Sister Scullion said she was encouraged by Trump’s message about criminal justice reform and commitment to ensure early childhood education and day care, but she cautioned that these promises should be checked for accuracy.
The woman religious also said she was bothered by the president’s words describing this country as “better than everyone else” and his failure to mention “what needs to be done for millions of Americans still struggling to make it in our economy.”
She said the division, palpable during the State of the Union but also in the country at large, impacts the work she does because “the solution to end homelessness involves all of us as one human family” and needs bipartisan support.
“I go back with a little of both: encouragement and discouragement,” she said.

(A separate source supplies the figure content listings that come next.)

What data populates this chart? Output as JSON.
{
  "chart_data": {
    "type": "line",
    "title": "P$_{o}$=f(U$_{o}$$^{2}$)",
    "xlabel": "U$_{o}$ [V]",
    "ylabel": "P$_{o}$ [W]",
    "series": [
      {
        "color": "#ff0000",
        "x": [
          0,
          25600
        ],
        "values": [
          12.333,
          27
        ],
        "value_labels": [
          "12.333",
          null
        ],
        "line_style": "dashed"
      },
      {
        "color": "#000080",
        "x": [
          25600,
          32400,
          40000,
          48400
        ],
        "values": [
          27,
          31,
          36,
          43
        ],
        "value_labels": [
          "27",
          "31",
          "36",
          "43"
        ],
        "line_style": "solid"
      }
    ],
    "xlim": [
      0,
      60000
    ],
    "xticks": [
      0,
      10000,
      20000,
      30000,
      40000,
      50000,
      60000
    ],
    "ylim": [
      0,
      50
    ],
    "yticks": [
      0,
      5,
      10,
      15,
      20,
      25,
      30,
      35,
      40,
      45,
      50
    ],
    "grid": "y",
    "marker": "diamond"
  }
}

She also goes back to what she has been leading since 1989, when Project HOME was initially an emergency winter shelter for men. Today, the program reaches out to all the city’s homeless, including many who are addicted or mentally ill, and offers not just shelter but long-term support with housing, jobs, education and medical care to keep people from remaining homeless.
Sister Scullion tweeted about her time in Washington along with pictures of herself with different members of Congress. She said in one tweet that Philadelphia “has the lowest number of unsheltered people of the ten largest cities. What we are doing is working — we just need more.”
She was happy to speak on the behalf of the homeless, but she felt better about returning to them.
As she put it: “I have the greatest job in the world, and I work with the most amazing people.”